Le passage d’une année à l’autre est propice à la floraison d’atlas qui dressent le bilan annuel de l’évolution du monde et de ses Etats. L’Atlas global, réalisé sous la direction de Christian Grataloup et de Gilles Fumey, échappe à ce rituel éditorial parce qu’il dépasse très largement cette ambition de fournir un simple outil statistique pour qui souhaite disposer des dernières données économiques ou sociales. L’ouvrage proposé par les éditions « Les Arènes » se compose en effet de six parties qui retracent au travers de soixante cartes inédites l’aventure séculaire de la globalisation conçue et perçue comme un processus historique spatial et multiforme.

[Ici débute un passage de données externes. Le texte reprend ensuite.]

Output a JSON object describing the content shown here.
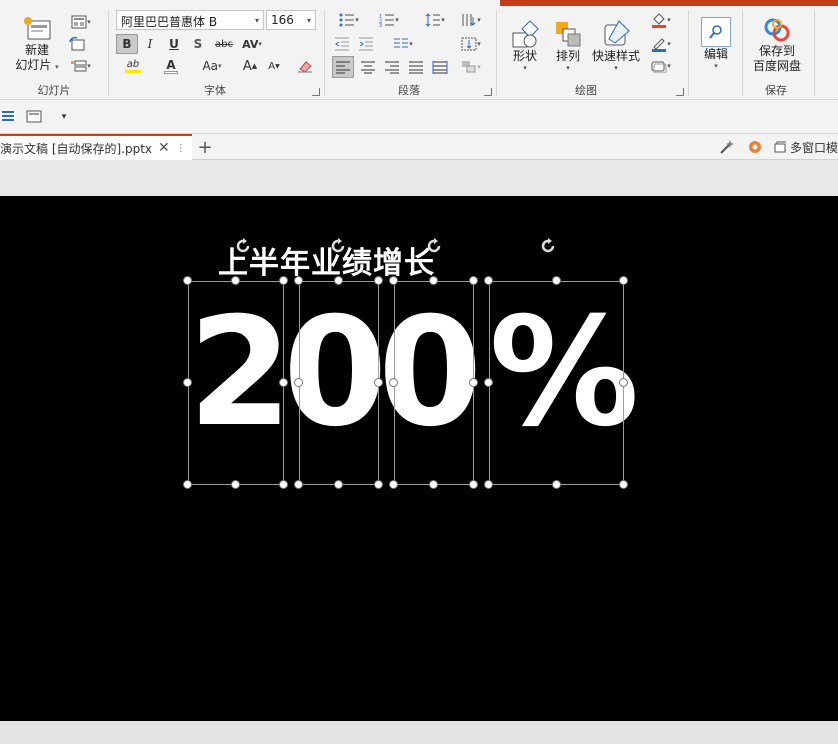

La constitution de l’écoumène au temps de l’homo sapiens constitue la première étape d’un parcours qui mène le lecteur à une réflexion sur la double notion géographique de rapprochement et d’éloignement. L’alternance de planisphères et de cartes régionales rappelle l’utilité à concevoir la mobilité des hommes selon une démarche multiscalaire qui aide à percevoir les multiples étapes de la mise en valeur des territoires par l’espèce humaine (dans l’océan Pacifique ou en Amérique avant Colomb). Aux cartes s’ajoutent des infographies de toutes sortes et qui aident à comprendre les thèmes cartographiés, tel le réseau urbain du monde islamique figuré par un judicieux ordonnancement de cercles ou encore le bilan de la peste noire. Les vingt-neuf auteurs de l’ouvrage font sciemment le choix de porter leur regard d’historiens-géographes sur des questions extrêmement diverses. Cela a pour effet de porter notre attention sur des thèmes très variés et qui évitent le risque d’un européocentrisme (vision désoccidentalisée). L’Afrique médiévale ou encore les aires linguistiques au XVe siècle en sont deux témoignages parmi bien d’autres.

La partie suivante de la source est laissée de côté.